To combat this issue, Sprint has launched their ‘1 Million project’ — a multi-year program that will deliver free mobile devices and 3GB of high-speed wireless internet to one million low-income high school students who don’t have have a reliable source of internet in at home.


The company has already distributed 4,000 devices as a part of their pilot program to test 11 school districts across the country before putting the initiative into full effect at the start of the 2017-2018 school year.

A few weeks ago, Paletta was taking part in the action in the Patterson, New Jersey school district. She watched in amazement as the student’s received their devices.

She spoke about one student who described her situation at home, where she and her siblings all shared one phone to do their homework. Another student who didn’t have wifi in his house would come into school early in the morning, or stay late at the end of the day just so he could use the school’s wifi.

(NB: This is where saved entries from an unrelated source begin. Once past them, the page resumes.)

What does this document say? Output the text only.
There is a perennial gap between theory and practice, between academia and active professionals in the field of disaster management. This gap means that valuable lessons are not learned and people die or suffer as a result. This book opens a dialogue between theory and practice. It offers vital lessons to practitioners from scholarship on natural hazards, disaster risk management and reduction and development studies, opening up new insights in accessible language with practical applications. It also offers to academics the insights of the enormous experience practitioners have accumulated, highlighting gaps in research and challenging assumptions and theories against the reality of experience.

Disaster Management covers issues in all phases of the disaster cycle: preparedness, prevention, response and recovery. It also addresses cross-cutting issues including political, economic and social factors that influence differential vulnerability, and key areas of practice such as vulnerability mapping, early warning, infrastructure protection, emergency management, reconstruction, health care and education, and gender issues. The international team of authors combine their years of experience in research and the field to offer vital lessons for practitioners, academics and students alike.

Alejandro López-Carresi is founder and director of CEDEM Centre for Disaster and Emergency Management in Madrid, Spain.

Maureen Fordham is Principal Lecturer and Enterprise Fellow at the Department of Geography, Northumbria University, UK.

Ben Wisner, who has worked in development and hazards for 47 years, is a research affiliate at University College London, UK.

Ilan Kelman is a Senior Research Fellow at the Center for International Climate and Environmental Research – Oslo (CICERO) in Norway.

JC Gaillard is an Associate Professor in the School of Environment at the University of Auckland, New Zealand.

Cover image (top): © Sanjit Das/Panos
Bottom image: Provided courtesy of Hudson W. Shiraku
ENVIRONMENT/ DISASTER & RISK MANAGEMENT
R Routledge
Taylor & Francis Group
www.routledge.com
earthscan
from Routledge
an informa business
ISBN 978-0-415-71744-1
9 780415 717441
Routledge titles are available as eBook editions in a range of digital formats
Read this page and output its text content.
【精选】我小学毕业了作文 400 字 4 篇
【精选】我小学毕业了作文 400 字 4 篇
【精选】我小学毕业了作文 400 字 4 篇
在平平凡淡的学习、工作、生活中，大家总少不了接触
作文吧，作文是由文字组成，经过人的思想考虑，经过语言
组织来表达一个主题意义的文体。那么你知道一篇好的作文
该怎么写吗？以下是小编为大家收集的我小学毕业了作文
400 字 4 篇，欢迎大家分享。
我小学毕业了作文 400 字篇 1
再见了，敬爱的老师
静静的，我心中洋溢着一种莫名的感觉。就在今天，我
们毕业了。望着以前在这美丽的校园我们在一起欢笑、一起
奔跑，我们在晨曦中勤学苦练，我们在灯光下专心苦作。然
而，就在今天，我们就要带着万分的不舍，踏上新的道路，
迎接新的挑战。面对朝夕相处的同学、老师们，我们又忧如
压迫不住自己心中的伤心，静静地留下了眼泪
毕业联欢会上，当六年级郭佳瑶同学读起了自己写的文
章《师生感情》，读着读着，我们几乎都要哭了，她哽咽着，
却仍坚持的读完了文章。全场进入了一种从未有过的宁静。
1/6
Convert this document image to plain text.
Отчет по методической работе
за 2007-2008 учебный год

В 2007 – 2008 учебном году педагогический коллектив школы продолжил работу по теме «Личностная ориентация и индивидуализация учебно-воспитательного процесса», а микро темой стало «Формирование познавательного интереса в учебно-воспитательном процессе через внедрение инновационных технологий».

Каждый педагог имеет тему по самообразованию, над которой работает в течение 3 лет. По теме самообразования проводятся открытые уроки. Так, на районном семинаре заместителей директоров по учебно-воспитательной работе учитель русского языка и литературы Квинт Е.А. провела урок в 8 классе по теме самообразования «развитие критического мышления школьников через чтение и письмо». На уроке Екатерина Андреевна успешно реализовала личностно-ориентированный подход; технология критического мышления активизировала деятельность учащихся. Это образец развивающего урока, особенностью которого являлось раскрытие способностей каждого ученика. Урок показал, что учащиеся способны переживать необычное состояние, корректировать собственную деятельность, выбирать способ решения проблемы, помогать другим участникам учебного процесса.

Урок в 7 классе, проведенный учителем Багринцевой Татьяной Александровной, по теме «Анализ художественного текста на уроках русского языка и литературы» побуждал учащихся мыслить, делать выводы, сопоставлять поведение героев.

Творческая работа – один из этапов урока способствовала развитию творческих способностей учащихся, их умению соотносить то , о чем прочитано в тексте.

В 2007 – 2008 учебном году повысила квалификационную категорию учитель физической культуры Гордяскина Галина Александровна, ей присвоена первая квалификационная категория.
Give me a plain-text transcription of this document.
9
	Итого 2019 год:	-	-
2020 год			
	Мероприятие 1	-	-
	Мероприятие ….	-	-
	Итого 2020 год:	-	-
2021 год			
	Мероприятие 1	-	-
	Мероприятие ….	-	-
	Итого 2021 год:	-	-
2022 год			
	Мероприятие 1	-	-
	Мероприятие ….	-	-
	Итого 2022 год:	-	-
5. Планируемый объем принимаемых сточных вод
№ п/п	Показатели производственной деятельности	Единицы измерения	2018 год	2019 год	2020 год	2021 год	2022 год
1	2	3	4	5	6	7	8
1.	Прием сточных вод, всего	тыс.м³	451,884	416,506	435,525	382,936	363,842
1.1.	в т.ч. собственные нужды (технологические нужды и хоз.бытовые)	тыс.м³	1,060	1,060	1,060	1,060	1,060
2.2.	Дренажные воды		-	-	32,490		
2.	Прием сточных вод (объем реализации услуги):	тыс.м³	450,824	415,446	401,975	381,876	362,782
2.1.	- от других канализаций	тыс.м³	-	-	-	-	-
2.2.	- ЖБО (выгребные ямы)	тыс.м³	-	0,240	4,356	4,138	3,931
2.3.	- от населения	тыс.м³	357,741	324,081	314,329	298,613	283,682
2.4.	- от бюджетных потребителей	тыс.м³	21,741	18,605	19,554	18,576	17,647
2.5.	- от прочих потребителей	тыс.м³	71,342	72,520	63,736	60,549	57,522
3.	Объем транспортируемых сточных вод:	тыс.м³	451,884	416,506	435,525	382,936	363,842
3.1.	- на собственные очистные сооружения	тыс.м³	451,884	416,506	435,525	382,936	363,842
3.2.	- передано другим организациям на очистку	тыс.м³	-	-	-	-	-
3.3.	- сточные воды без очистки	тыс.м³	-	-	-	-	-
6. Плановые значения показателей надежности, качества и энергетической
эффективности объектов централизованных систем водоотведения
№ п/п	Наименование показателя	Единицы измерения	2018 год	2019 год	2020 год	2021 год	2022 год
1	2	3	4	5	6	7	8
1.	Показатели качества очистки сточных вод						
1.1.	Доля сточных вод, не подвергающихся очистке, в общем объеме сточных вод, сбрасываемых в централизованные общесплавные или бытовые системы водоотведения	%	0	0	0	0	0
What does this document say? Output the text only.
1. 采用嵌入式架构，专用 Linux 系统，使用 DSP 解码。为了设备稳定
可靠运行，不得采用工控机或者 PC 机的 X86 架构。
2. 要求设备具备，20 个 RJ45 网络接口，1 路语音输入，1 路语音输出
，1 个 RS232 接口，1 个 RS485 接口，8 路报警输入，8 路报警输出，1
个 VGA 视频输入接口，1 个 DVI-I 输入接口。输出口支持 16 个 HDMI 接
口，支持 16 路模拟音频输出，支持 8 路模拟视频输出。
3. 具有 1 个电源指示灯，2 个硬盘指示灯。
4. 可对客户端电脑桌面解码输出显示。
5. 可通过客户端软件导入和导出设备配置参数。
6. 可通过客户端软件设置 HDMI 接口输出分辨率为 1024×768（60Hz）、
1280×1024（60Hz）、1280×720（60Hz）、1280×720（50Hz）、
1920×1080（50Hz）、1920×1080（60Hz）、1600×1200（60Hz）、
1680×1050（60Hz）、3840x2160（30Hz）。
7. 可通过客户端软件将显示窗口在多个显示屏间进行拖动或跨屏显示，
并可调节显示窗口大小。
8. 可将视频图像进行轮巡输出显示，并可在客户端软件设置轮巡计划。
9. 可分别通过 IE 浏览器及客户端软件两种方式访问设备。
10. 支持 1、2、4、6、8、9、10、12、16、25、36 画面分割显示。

“He was so thrilled to be able to do his homework in the comfort of his own household,” Paletta said. “All of the stories I heard, and the kid's faces — they were just elated, lighting up over this — made us feel like we were doing something really meaningful.”

Of course, the program gives students more than just a chance to use the internet to do their homework, says Paletta.

It allows students to connect with their teachers, apply for scholarships and jobs, and fill out their college applications when the time comes, she explains. It also prepares them for their careers and gives them the tools they need to embark into the digital era.

“We’re giving back not only to communities, but to the children who are the future of the country,” says Paletta. “It’s not only about closing the homework gap, were setting children up to be successful in life.”